The Swedish government said Tuesday that Raytheon's system had beaten out the SAMP/T platform from Eurosam GIE, a joint venture between Airbus affiliate MBDA and Thales Group. The government valued the contract at about 10 billion Swedish crowns, or more than $1.2 billion, and expects to begin taking delivery by 2020 toward a goal of having the system operational by 2025 at the latest.

A growing customer list

While the U.S. is by far the world's largest spender on defense -- accounting for $611 billion of the $1.686 trillion in 2016 global military expenditures, according to the Stockholm International Peace Research Institute -- U.S. contractors stung in recent years by budget battles and political gamesmanship at home have increasingly been looking to mitigate domestic risk by selling overseas.

Raytheon already stands out among its peers in this regard, with about 32% of second-quarter total sales and 35% of bookings coming from international customers.
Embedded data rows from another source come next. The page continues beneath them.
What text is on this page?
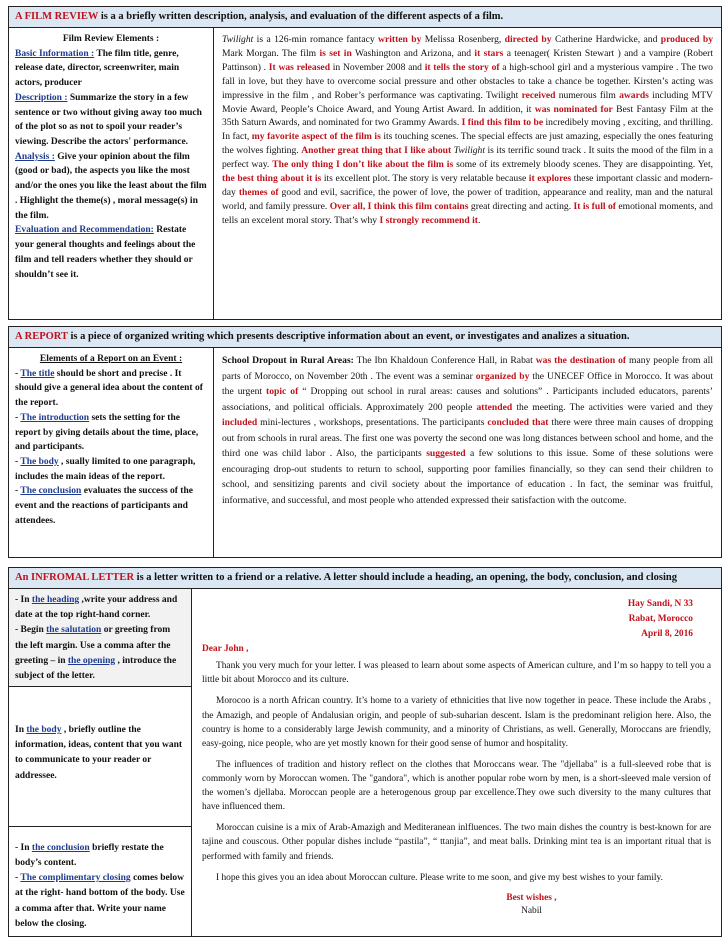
A FILM REVIEW is a a briefly written description, analysis, and evaluation of the different aspects of a film.
Film Review Elements :
Basic Information : The film title, genre, release date, director, screenwriter, main actors, producer
Description : Summarize the story in a few sentence or two without giving away too much of the plot so as not to spoil your reader’s viewing. Describe the actors' performance.
Analysis : Give your opinion about the film (good or bad), the aspects you like the most and/or the ones you like the least about the film . Highlight the theme(s) , moral message(s) in the film.
Evaluation and Recommendation: Restate your general thoughts and feelings about the film and tell readers whether they should or shouldn’t see it.
Twilight is a 126-min romance fantacy written by Melissa Rosenberg, directed by Catherine Hardwicke, and produced by Mark Morgan. The film is set in Washington and Arizona, and it stars a teenager( Kristen Stewart ) and a vampire (Robert Pattinson) . It was released in November 2008 and it tells the story of a high-school girl and a mysterious vampire . The two fall in love, but they have to overcome social pressure and other obstacles to take a chance be together. Kirsten’s acting was impressive in the film , and Rober’s performance was captivating. Twilight received numerous film awards including MTV Movie Award, People’s Choice Award, and Young Artist Award. In addition, it was nominated for Best Fantasy Film at the 35th Saturn Awards, and nominated for two Grammy Awards. I find this film to be incredibely moving , exciting, and thrilling. In fact, my favorite aspect of the film is its touching scenes. The special effects are just amazing, especially the ones featuring the wolves fighting. Another great thing that I like about Twilight is its terrific sound track . It suits the mood of the film in a perfect way. The only thing I don’t like about the film is some of its extremely bloody scenes. They are disappointing. Yet, the best thing about it is its excellent plot. The story is very relatable because it explores these important classic and modern-day themes of good and evil, sacrifice, the power of love, the power of tradition, appearance and reality, man and the natural world, and family pressure. Over all, I think this film contains great directing and acting. It is full of emotional moments, and tells an excelent moral story. That’s why I strongly recommend it.
A REPORT is a piece of organized writing which presents descriptive information about an event, or investigates and analizes a situation.
Elements of a Report on an Event :
- The title should be short and precise . It should give a general idea about the content of the report.
- The introduction sets the setting for the report by giving details about the time, place, and participants.
- The body , sually limited to one paragraph, includes the main ideas of the report.
- The conclusion evaluates the success of the event and the reactions of participants and attendees.
School Dropout in Rural Areas: The Ibn Khaldoun Conference Hall, in Rabat was the destination of many people from all parts of Morocco, on November 20th . The event was a seminar organized by the UNECEF Office in Morocco. It was about the urgent topic of “ Dropping out school in rural areas: causes and solutions” . Participants included educators, parents’ associations, and political officials. Approximately 200 people attended the meeting. The activities were varied and they included mini-lectures , workshops, presentations. The participants concluded that there were three main causes of dropping out from schools in rural areas. The first one was poverty the second one was long distances between school and home, and the third one was child labor . Also, the participants suggested a few solutions to this issue. Some of these solutions were encouraging drop-out students to return to school, supporting poor families financially, so they can send their children to school, and sensitizing parents and civil society about the importance of education . In fact, the seminar was fruitful, informative, and successful, and most people who attended expressed their satisfaction with the outcome.
An INFROMAL LETTER is a letter written to a friend or a relative. A letter should include a heading, an opening, the body, conclusion, and closing
- In the heading ,write your address and date at the top right-hand corner.
- Begin the salutation or greeting from the left margin. Use a comma after the greeting – in the opening , introduce the subject of the letter.
In the body , briefly outline the information, ideas, content that you want to communicate to your reader or addressee.
- In the conclusion briefly restate the body’s content.
- The complimentary closing comes below at the right- hand bottom of the body. Use a comma after that. Write your name below the closing.
Hay Sandi, N 33
Rabat, Morocco
April 8, 2016
Dear John ,

Thank you very much for your letter. I was pleased to learn about some aspects of American culture, and I’m so happy to tell you a little bit about Morocco and its culture.

Morocoo is a north African country. It’s home to a variety of ethnicities that live now together in peace. These include the Arabs , the Amazigh, and people of Andalusian origin, and people of sub-suharian descent. Islam is the predominant religion here. Also, the country is home to a considerably large Jewish community, and a minority of Christians, as well. Generally, Moroccans are friendly, easy-going, nice people, who are yet mostly known for their good sense of humor and hospitality.

The influences of tradition and history reflect on the clothes that Moroccans wear. The "djellaba" is a full-sleeved robe that is commonly worn by Moroccan women. The "gandora", which is another popular robe worn by men, is a short-sleeved male version of the women’s djellaba. Moroccan people are a heterogenous group par excellence.They owe such diversity to the many cultures that have influenced them.

Moroccan cuisine is a mix of Arab-Amazigh and Mediteranean inlfluences. The two main dishes the country is best-known for are tajine and couscous. Other popular dishes include “pastila”, “ ttanjia”, and meat balls. Drinking mint tea is an important ritual that is performed with family and friends.

I hope this gives you an idea about Moroccan culture. Please write to me soon, and give my best wishes to your family.

Best wishes ,
Nabil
Lockheed Martin and Northrop Grumman, by comparison, generated just 27% and 15%, respectively, of total 2016 revenue internationally.

This is Raytheon's second big Patriot win in Europe this year, following a July announcement that Romania would buy the system and other U.S. armaments. Raytheon now has more than a dozen international customers for its Patriot system, providing new potential sources of ongoing revenue even after delivery is complete thanks to maintenance and upgrade opportunities.
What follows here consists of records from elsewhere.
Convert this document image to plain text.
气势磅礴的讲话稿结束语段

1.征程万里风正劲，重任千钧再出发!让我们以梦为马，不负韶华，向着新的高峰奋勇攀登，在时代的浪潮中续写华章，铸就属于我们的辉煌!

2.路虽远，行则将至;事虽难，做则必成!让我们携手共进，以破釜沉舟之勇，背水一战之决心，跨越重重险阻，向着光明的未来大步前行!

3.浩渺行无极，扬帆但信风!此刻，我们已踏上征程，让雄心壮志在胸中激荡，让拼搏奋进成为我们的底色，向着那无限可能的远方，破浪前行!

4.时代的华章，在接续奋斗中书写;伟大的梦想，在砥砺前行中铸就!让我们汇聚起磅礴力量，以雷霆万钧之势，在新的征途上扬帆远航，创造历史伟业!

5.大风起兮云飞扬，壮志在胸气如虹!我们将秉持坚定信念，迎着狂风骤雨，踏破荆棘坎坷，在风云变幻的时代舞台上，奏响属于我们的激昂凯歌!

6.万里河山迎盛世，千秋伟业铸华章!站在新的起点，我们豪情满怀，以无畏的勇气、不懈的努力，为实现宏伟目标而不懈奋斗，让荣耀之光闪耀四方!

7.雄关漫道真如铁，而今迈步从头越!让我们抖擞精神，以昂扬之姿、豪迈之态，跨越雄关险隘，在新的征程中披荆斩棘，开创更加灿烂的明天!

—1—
Michael Tronolone, director of Raytheon's European missile business, at a Defense News conference in September said he is seeing increased interest from countries, including some that previously considered the Patriot to be unaffordable. He said the growing book of business for the Patriot is helping to drive down overall costs of the program, opening it up to additional customers.
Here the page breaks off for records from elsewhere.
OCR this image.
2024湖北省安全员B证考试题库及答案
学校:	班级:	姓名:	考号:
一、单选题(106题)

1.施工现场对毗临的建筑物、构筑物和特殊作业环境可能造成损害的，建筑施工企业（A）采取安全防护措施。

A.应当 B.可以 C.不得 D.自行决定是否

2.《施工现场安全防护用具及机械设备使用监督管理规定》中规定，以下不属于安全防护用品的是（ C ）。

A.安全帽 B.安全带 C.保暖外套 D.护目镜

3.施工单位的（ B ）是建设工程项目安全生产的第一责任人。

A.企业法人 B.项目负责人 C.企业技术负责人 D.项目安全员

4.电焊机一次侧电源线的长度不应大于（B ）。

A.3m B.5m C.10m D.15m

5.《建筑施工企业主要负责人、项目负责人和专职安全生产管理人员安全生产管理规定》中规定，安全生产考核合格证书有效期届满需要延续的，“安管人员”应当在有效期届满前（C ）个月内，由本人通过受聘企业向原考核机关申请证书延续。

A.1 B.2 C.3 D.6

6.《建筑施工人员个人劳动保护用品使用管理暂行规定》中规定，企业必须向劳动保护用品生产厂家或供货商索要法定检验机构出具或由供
Each win can make future competitions easier. The Swedish government said its Armed Forces "advocated Patriot as a new air defense system" because it's "a proven system with good delivery reliability and anti-ballistic missile capability." That assessment will surely be noted in Poland, where the Patriot system is currently under review.

Sluggish homefront

Defense stocks have risen dramatically over the past year in part thanks to growing optimism that after years of partisan Washington battles, Republican control of both the White House and Congress would lead to an uptick in Pentagon spending. Raytheon in particular has had a good year, with shares up 37% in the past year.

Increased spending in future years does appear likely. But so far, revenue growth has eluded the industry. And even accounting for the long-term nature of defense contracts, there is some cause for concern that the stocks have gotten ahead of themselves and a barrage of new dollars spent on weapons systems might not materialize at the levels many are hoping for.

Raytheon is currently trading at 2.22 times sales and 26 times trailing-12-month earnings, well above historical averages and nearly twice its P/E ratio as recently as mid-2015.

Obviously, it's going to take a lot more than a couple of missile system deals in Europe to sustain such lofty valuations, but these contracts are, if nothing else, steps in the right direction. Raytheon investors should be encouraged to see the company's international momentum continuing to build.